Tous les pigeons s’appellent Norbert, 6

 

Moi aussi, ça m’a paru bizarre ce malaise de Jean-Guy, juste comme je venais de lui parler de la porte ouverte. J’avais lancé ça un peu au hasard, je n’étais pas déçu. J’avais même l’impression d’avoir mis dans le mille en tirant au jugé. Voilà ce que je me disais, bien avant de songer à venir en aide à ce malheureux. En plus, je m’inquiétais de savoir si je n’allais pas rater mon rendez-vous avec Jules Laforgue, et ce n’est pas tout, je pensais déjà à la conversation que nous aurions Paula et moi quand je lui raconterais la scène, incroyable tout ce qu’on peut se dire en quelques fractions de seconde sans tenir compte plus que ça de la réalité immédiate, qui vous commande d’agir sans délai et si possible efficacement.

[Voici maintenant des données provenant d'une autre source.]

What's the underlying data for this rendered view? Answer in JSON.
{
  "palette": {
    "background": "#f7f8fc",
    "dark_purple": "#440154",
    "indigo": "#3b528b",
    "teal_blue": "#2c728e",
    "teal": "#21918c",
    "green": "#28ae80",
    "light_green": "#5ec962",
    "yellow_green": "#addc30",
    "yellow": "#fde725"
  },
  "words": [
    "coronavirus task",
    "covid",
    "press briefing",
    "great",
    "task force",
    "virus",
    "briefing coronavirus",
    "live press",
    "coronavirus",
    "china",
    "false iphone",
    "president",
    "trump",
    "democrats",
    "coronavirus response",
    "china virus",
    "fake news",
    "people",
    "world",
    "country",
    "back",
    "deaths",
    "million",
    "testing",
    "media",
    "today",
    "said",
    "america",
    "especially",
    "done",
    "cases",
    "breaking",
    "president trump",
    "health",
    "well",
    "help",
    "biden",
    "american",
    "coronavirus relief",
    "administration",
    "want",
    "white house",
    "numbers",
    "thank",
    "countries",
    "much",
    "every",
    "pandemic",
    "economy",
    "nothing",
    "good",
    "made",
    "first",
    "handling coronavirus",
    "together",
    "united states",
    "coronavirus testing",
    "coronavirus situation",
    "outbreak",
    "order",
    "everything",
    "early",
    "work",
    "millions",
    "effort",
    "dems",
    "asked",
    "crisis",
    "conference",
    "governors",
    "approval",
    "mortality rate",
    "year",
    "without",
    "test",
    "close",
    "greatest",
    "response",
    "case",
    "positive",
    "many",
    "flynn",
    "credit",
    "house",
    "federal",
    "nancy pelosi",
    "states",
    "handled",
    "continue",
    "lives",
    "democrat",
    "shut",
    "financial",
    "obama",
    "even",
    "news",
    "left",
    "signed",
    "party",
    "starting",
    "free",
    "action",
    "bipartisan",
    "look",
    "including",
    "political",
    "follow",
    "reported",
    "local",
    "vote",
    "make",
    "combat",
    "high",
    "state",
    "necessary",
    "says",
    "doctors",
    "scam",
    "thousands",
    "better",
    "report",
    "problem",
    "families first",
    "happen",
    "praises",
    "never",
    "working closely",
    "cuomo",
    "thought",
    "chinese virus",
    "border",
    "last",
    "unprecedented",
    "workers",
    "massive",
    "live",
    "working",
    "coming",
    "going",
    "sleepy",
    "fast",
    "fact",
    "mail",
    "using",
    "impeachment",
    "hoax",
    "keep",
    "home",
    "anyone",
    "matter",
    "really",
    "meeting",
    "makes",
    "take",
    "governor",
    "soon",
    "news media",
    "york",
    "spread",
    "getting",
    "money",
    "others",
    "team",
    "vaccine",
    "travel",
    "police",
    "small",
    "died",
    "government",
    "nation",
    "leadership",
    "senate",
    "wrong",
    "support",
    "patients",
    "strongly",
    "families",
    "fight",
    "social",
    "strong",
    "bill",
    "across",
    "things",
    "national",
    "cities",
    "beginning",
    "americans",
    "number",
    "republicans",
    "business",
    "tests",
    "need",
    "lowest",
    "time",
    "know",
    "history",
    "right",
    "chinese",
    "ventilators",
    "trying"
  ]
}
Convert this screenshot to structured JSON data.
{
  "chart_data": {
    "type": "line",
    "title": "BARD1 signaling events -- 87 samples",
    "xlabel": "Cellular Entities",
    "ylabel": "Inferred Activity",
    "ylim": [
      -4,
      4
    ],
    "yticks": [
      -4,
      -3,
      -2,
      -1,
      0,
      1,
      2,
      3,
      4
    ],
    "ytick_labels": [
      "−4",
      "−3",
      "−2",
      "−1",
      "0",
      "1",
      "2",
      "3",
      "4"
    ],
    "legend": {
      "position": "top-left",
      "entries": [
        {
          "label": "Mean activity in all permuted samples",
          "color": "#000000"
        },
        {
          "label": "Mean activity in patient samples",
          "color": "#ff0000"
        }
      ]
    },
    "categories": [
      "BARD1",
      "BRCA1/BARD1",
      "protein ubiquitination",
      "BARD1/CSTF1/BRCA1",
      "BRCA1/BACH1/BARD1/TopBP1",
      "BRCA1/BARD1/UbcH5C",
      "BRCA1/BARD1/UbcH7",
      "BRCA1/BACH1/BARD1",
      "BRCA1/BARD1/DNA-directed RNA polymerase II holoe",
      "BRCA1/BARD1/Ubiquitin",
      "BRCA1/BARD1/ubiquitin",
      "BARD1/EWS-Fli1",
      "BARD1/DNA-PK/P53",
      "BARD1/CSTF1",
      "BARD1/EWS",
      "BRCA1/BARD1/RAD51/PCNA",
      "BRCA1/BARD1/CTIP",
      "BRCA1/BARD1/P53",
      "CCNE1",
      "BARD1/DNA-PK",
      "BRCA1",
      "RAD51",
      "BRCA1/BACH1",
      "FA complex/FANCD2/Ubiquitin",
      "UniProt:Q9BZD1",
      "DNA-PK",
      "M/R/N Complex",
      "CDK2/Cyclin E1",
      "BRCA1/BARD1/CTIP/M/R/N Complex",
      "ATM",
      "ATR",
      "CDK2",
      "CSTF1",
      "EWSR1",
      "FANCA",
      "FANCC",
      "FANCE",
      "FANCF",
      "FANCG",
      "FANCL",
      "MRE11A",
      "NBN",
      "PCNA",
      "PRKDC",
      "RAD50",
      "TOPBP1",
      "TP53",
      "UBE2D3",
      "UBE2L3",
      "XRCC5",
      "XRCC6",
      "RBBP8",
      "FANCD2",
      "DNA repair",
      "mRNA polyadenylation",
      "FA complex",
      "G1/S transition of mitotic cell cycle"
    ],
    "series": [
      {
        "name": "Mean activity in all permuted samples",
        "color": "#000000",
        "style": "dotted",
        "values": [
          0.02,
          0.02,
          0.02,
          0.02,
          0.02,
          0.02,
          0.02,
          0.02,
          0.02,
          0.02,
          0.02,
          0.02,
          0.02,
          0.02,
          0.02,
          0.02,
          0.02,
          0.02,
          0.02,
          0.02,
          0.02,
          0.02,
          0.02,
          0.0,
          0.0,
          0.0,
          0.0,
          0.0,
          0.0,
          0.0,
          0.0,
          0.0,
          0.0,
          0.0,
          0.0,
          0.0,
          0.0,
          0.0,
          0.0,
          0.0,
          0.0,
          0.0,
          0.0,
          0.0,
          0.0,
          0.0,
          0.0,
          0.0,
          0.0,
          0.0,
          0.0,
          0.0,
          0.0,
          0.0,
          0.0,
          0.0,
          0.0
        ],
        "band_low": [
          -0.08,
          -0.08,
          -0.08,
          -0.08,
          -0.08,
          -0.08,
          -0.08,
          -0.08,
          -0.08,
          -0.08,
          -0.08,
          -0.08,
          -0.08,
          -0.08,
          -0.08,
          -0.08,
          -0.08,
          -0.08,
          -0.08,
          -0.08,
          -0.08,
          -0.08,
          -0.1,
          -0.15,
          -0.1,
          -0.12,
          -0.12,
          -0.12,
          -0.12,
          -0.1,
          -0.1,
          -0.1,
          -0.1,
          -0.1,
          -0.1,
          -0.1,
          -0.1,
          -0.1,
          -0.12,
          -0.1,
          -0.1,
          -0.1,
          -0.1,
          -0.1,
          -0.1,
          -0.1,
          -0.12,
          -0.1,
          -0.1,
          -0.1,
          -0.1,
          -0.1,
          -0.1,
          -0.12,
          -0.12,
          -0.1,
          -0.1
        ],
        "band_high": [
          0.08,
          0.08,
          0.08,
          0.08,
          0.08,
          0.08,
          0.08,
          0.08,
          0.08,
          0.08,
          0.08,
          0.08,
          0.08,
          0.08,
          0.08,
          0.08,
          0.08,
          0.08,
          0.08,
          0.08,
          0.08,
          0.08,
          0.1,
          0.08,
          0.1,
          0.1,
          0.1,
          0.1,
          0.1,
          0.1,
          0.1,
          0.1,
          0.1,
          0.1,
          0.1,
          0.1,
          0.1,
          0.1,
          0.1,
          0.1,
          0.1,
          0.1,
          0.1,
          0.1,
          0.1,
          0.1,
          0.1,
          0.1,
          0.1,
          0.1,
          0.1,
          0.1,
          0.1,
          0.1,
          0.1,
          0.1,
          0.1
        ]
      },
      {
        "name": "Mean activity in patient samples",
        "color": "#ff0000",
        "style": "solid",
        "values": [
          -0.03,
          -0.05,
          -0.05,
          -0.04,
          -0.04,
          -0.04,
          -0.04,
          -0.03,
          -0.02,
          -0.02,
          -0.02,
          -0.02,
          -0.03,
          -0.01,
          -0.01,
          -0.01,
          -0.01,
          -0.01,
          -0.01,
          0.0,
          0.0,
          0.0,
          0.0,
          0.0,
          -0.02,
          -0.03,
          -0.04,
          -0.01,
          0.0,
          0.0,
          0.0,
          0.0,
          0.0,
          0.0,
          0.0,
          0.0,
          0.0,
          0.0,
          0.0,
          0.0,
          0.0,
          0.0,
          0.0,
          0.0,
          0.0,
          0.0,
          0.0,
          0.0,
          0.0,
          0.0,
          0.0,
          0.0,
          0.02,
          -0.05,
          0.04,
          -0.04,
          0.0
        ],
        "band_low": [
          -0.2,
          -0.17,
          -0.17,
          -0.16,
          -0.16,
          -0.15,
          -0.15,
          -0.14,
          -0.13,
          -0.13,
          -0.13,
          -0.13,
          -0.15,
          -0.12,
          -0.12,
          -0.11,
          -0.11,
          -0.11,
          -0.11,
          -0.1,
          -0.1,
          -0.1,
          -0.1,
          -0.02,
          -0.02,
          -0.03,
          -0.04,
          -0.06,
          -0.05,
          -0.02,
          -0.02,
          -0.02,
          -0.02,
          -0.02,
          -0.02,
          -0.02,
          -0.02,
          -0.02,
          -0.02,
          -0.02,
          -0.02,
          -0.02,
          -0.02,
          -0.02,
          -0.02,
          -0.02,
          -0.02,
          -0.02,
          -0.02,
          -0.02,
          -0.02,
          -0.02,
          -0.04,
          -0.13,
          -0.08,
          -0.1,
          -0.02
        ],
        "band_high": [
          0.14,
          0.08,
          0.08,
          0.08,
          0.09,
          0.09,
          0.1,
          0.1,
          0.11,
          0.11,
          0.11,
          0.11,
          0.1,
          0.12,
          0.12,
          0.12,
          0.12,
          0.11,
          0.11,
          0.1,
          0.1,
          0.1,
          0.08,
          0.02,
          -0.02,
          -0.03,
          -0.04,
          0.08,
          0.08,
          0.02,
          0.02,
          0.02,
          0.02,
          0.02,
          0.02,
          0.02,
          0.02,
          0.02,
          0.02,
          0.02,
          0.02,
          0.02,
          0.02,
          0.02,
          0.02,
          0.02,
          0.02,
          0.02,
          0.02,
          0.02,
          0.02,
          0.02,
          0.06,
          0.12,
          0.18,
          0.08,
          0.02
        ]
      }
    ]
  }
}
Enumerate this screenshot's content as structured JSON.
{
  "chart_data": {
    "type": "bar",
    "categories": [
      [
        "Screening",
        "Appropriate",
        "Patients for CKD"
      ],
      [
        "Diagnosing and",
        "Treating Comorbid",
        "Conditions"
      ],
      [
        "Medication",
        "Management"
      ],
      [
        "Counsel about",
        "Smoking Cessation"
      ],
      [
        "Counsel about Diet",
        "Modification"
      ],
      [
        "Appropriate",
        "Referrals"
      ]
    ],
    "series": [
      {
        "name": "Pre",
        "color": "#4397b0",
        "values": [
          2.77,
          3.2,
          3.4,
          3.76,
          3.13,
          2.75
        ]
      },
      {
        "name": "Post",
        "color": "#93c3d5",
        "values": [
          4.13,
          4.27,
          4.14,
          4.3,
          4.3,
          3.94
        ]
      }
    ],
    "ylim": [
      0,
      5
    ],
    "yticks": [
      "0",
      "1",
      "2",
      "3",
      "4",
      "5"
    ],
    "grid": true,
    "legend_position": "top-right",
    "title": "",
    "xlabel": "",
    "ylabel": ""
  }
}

Et, pour ne rien vous cacher, il y a une autre chose encore dont j’ai eu le temps de me préoccuper avant les soins à lui apporter, c’est si mon commensal allait pouvoir régler l’addition comme prévu, ou, si vous préférez, dans le souci que j’avais de sa santé entrait une part d’intérêt personnel. Je me demandais si ça s’était déjà vu qu’un restaurateur se paye en faisant les poches d’un cadavre, c’est vous dire si j’avais vite condamné ce pauvre Jean-Guy, et si l’histoire du porte-monnaie de la vieille avait continué de me travailler, parce qu’au fond j’en éprouvais un peu de culpabilité.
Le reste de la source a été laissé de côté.